Higher earnings reported in 4Q by ONEOK

 

Higher fourth quarter earnings were reported by ONEOK. It also said the 2023 results also increased.

In a release on Monday, the company cited net income of $688 million or $1.18 per share in the fourth quarter along with adjusted EBITDA of more than $1.5 billion. At the same time, ONEOK saw a 20% increase in its Rocky Mountain region NGL raw feed throughput volumes and a 17% gain in processed natural gas volumes. It also saw a 15% increase in wells connected in the Rocky Mountain region.

Net income for all of 2023 totaled $2.7 billion or $5.48 a share and adjusted EBITDA of more than $5.2 billion.
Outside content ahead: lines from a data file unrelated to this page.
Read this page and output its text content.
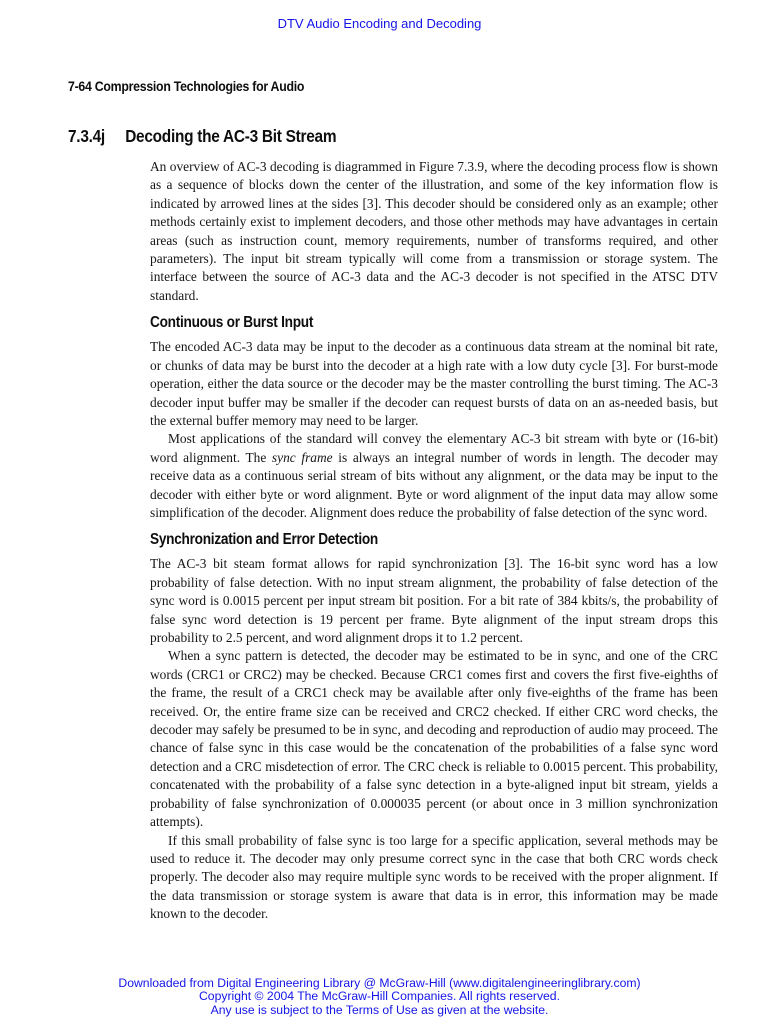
DTV Audio Encoding and Decoding
7-64 Compression Technologies for Audio
7.3.4j Decoding the AC-3 Bit Stream

An overview of AC-3 decoding is diagrammed in Figure 7.3.9, where the decoding process flow is shown as a sequence of blocks down the center of the illustration, and some of the key information flow is indicated by arrowed lines at the sides [3]. This decoder should be considered only as an example; other methods certainly exist to implement decoders, and those other methods may have advantages in certain areas (such as instruction count, memory requirements, number of transforms required, and other parameters). The input bit stream typically will come from a transmission or storage system. The interface between the source of AC-3 data and the AC-3 decoder is not specified in the ATSC DTV standard.

Continuous or Burst Input

The encoded AC-3 data may be input to the decoder as a continuous data stream at the nominal bit rate, or chunks of data may be burst into the decoder at a high rate with a low duty cycle [3]. For burst-mode operation, either the data source or the decoder may be the master controlling the burst timing. The AC-3 decoder input buffer may be smaller if the decoder can request bursts of data on an as-needed basis, but the external buffer memory may need to be larger.

Most applications of the standard will convey the elementary AC-3 bit stream with byte or (16-bit) word alignment. The sync frame is always an integral number of words in length. The decoder may receive data as a continuous serial stream of bits without any alignment, or the data may be input to the decoder with either byte or word alignment. Byte or word alignment of the input data may allow some simplification of the decoder. Alignment does reduce the probability of false detection of the sync word.

Synchronization and Error Detection

The AC-3 bit steam format allows for rapid synchronization [3]. The 16-bit sync word has a low probability of false detection. With no input stream alignment, the probability of false detection of the sync word is 0.0015 percent per input stream bit position. For a bit rate of 384 kbits/s, the probability of false sync word detection is 19 percent per frame. Byte alignment of the input stream drops this probability to 2.5 percent, and word alignment drops it to 1.2 percent.

When a sync pattern is detected, the decoder may be estimated to be in sync, and one of the CRC words (CRC1 or CRC2) may be checked. Because CRC1 comes first and covers the first five-eighths of the frame, the result of a CRC1 check may be available after only five-eighths of the frame has been received. Or, the entire frame size can be received and CRC2 checked. If either CRC word checks, the decoder may safely be presumed to be in sync, and decoding and reproduction of audio may proceed. The chance of false sync in this case would be the concatenation of the probabilities of a false sync word detection and a CRC misdetection of error. The CRC check is reliable to 0.0015 percent. This probability, concatenated with the probability of a false sync detection in a byte-aligned input bit stream, yields a probability of false synchronization of 0.000035 percent (or about once in 3 million synchronization attempts).

If this small probability of false sync is too large for a specific application, several methods may be used to reduce it. The decoder may only presume correct sync in the case that both CRC words check properly. The decoder also may require multiple sync words to be received with the proper alignment. If the data transmission or storage system is aware that data is in error, this information may be made known to the decoder.

Downloaded from Digital Engineering Library @ McGraw-Hill (www.digitalengineeringlibrary.com)
Copyright © 2004 The McGraw-Hill Companies. All rights reserved.
Any use is subject to the Terms of Use as given at the website.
During the year, ONEOK also managed to extinguish $1.3 billion of long-term debt.

“Record volumes, strong financial performance and the closing of the Magellan acquisition solidified 2023 as a year of significant growth and transformation,” said Pierce H. Norton II, ONEOK president and chief executive officer.
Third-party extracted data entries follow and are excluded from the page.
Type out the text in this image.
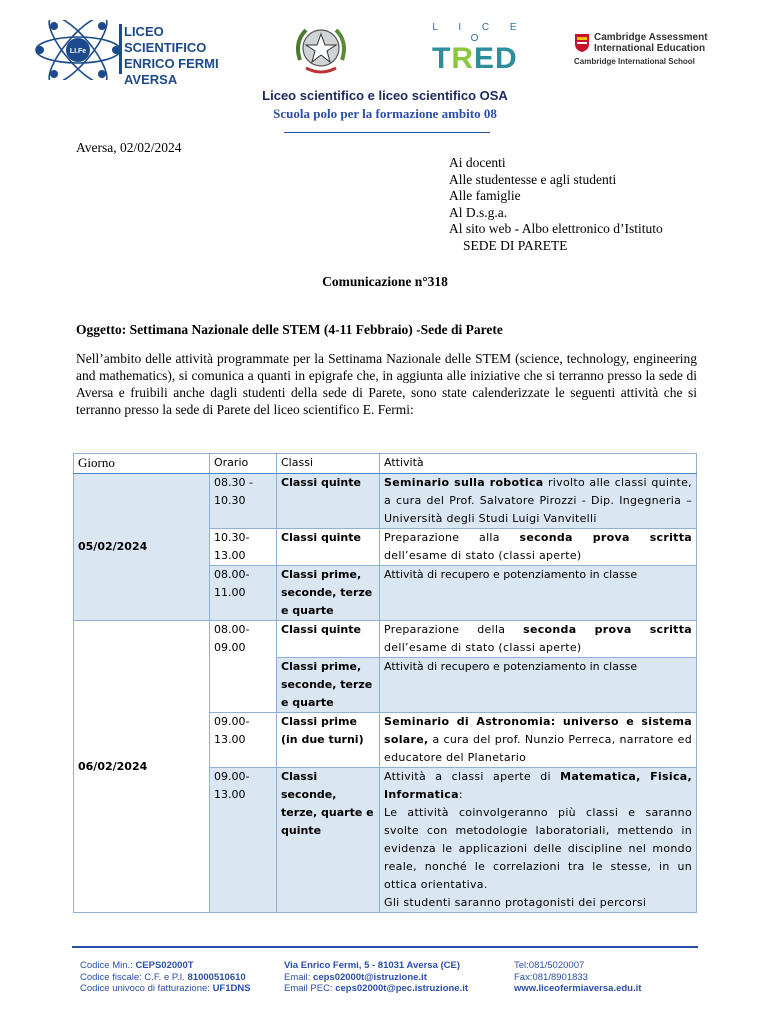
LI.Fe
LICEO SCIENTIFICO
ENRICO FERMI
AVERSA
L I C E O
TRED
Cambridge Assessment
International Education
Cambridge International School
Liceo scientifico e liceo scientifico OSA
Scuola polo per la formazione ambito 08
Aversa, 02/02/2024
Ai docenti
Alle studentesse e agli studenti
Alle famiglie
Al D.s.g.a.
Al sito web - Albo elettronico d’Istituto
SEDE DI PARETE
Comunicazione n°318
Oggetto: Settimana Nazionale delle STEM (4-11 Febbraio) -Sede di Parete
Nell’ambito delle attività programmate per la Settinama Nazionale delle STEM (science, technology, engineering and mathematics), si comunica a quanti in epigrafe che, in aggiunta alle iniziative che si terranno presso la sede di Aversa e fruibili anche dagli studenti della sede di Parete, sono state calenderizzate le seguenti attività che si terranno presso la sede di Parete del liceo scientifico E. Fermi:
Giorno	Orario	Classi	Attività
05/02/2024	08.30 - 10.30	Classi quinte	Seminario sulla robotica rivolto alle classi quinte, a cura del Prof. Salvatore Pirozzi - Dip. Ingegneria – Università degli Studi Luigi Vanvitelli
	10.30-13.00	Classi quinte	Preparazione alla seconda prova scritta dell’esame di stato (classi aperte)
	08.00-11.00	Classi prime, seconde, terze e quarte	Attività di recupero e potenziamento in classe
06/02/2024	08.00-09.00	Classi quinte	Preparazione della seconda prova scritta dell’esame di stato (classi aperte)
		Classi prime, seconde, terze e quarte	Attività di recupero e potenziamento in classe
	09.00-13.00	Classi prime (in due turni)	Seminario di Astronomia: universo e sistema solare, a cura del prof. Nunzio Perreca, narratore ed educatore del Planetario
	09.00-13.00	Classi seconde, terze, quarte e quinte	Attività a classi aperte di Matematica, Fisica, Informatica:
Le attività coinvolgeranno più classi e saranno svolte con metodologie laboratoriali, mettendo in evidenza le applicazioni delle discipline nel mondo reale, nonché le correlazioni tra le stesse, in un ottica orientativa.
Gli studenti saranno protagonisti dei percorsi
Codice Min.: CEPS02000T
Codice fiscale: C.F. e P.I. 81000510610
Codice univoco di fatturazione: UF1DNS
Via Enrico Fermi, 5 - 81031 Aversa (CE)
Email: ceps02000t@istruzione.it
Email PEC: ceps02000t@pec.istruzione.it
Tel:081/5020007
Fax:081/8901833
www.liceofermiaversa.edu.it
“With volume momentum across our operations, a full-year earnings contribution from the refined products and crude segment, and the realization of acquisition-related synergies, we’ve guided to double-digit adjusted EBITDA growth in 2024.

ONEOK also has capital-growth projects planned in the coming year.

  • Capital-growth projects:
    • ONEOK approved the Elk Creek Pipeline expansion to 435,000 barrels per day (bpd), which will increase natural gas liquids (NGL) capacity out of the Rocky Mountain region to 575,000 bpd. The expansion is expected to cost approximately $355 million and be completed in the first quarter 2025.
    • In February, the Federal Energy Regulatory Commission (FERC) approved the Saguaro Connector Pipeline’s Presidential Permit. ONEOK expects a final investment decision on the pipeline by mid-year 2024.